La peinture émouvante et terrible d’une période charnière, dont les drames croisent ceux d’une adolescence pas comme les autres. Et une bouleversante voix d’enfant, sa mue poignante et, malgré tout, vitale.
La soufferte prise de conscience de la part d’un adolescent de son homosexualité dans les années 80, lors de l’éclatement du SIDA. Cette histoire, évoluant entre le XII et l’XI, est aussi un portrait de la vie des petits villages qu’étaient encore à l’époque les arrondissements populaires de Paris. Les personnages sont tous attachants et on participe avec empathie à leur soucis et faiblesses. Un roman très agréable avec un final surprise.

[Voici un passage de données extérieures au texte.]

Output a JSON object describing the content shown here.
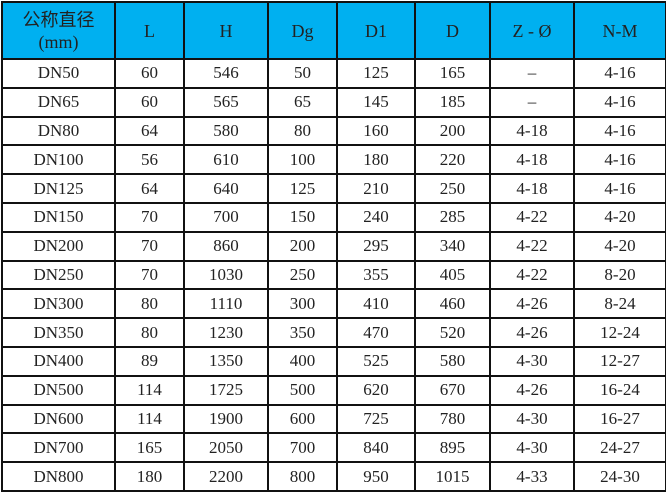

Un roman d’apprentissage, mais c’est un apprentissage particulièrement douloureux : celui d’un garçon entre 11 et 16 ans, qui peu à peu se rend compte d’être gay, et donc étranger à un monde et à un Pays dans lequel, jusqu’au juillet 1982, l’homosexualité était un crime, et dans lequel le spectre de cette nouvelle peste appelée SIDA rend sa perspective de vie encore plus angoissante. La description du milieu dans lequel Philippe vit est précise et alerte, malgré quelques épisodes pas entièrement convaincants (voir p.ex. le rapport avec le jeune allemand); mais surtout ce roman nous donne une idée très claire du drame que vivent, encore aujourd’hui, les personnes homosexuelles. C’est un livre que tant d’homophobes imbéciles devraient lire (mais, malheureusement, ils ne le liront pas!), qui donne aussi bien matière à réflexion à ceux qui ne le sont pas.